Coppola’s exceptional actresses paint a neat, novelistic portrait of each character. Fanning is as good as ever as the young tart, more confident and direct in deploying her feminine charm, less encumbered with neuroticism than the other women. Kidman expertly portrays a woman whose Southern moral code treats McBurney as an enemy and whose same moral code can’t help but treat him with increasingly courtly hospitality. But the best of all may be Dunst; as the long-suffering Edwina, she manages to unobtrusively stand as an embodiment of the film’s central commentary on the desire to overcome repression without quite being able to understand how. As McBurney, Farrell may not be quite as deft as The Beguiled’s actresses, but he serviceably portrays his character as simultaneously rakish and hapless.
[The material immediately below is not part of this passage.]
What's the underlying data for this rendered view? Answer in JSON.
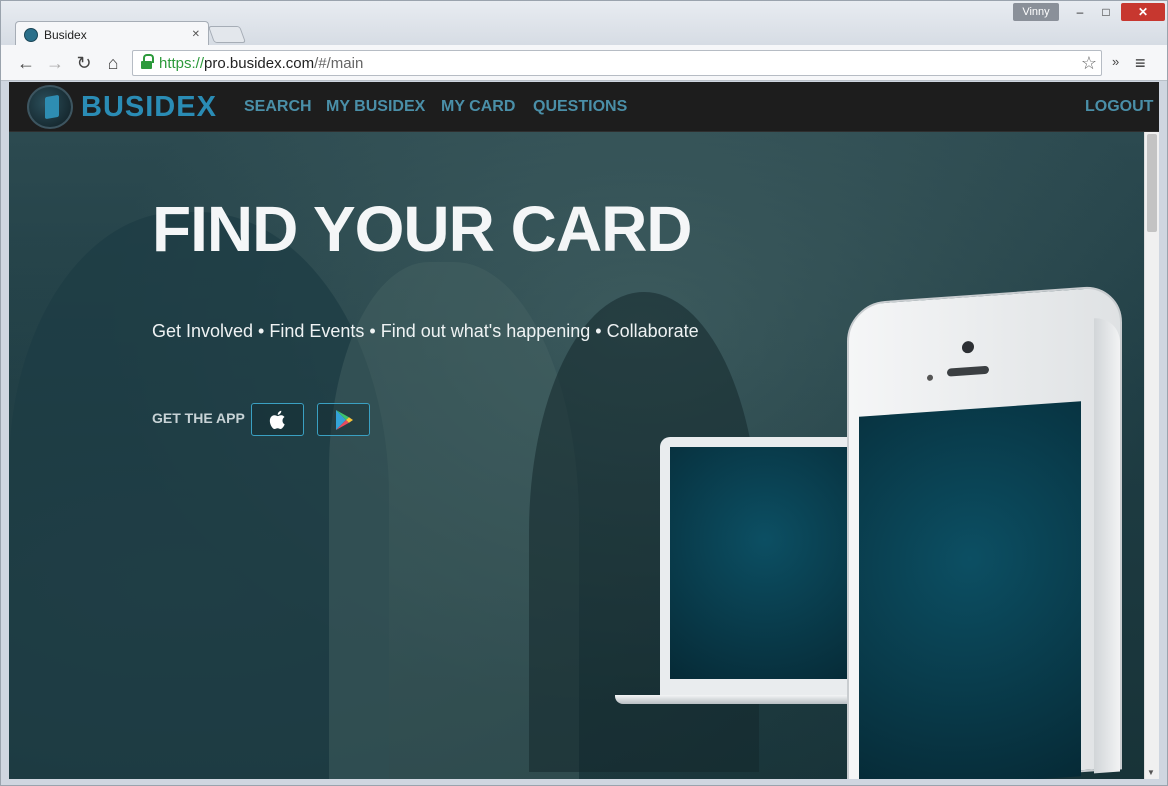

Though there is so much to love about The Beguiled, a couple of small faults prevent it from being a perfect film. Laura Karpman’s score seems completely out of place. Coppola wisely avoids using much music at all; the ideas behind each scene are so ripe with subtext that she doesn’t need music to tease that subtext out. However, in the rare instance that Karpman’s score is superfluously used, its modernist humming seems distractingly out-of-keeping with Coppola’s old-school set up. What’s more, some of McBurney’s angry tirades in the second half seem a touch on-the-nose. But in the larger context of this wonderful film, these flaws are miniscule enough to ultimately be ignored. If you have a sense of humour, a taste for atmosphere, and a predisposition for thoughtful, entertaining filmmaking, you should find The Beguiled totally beguiling.

The Beguiled is in UK/ROI cinemas July 14th.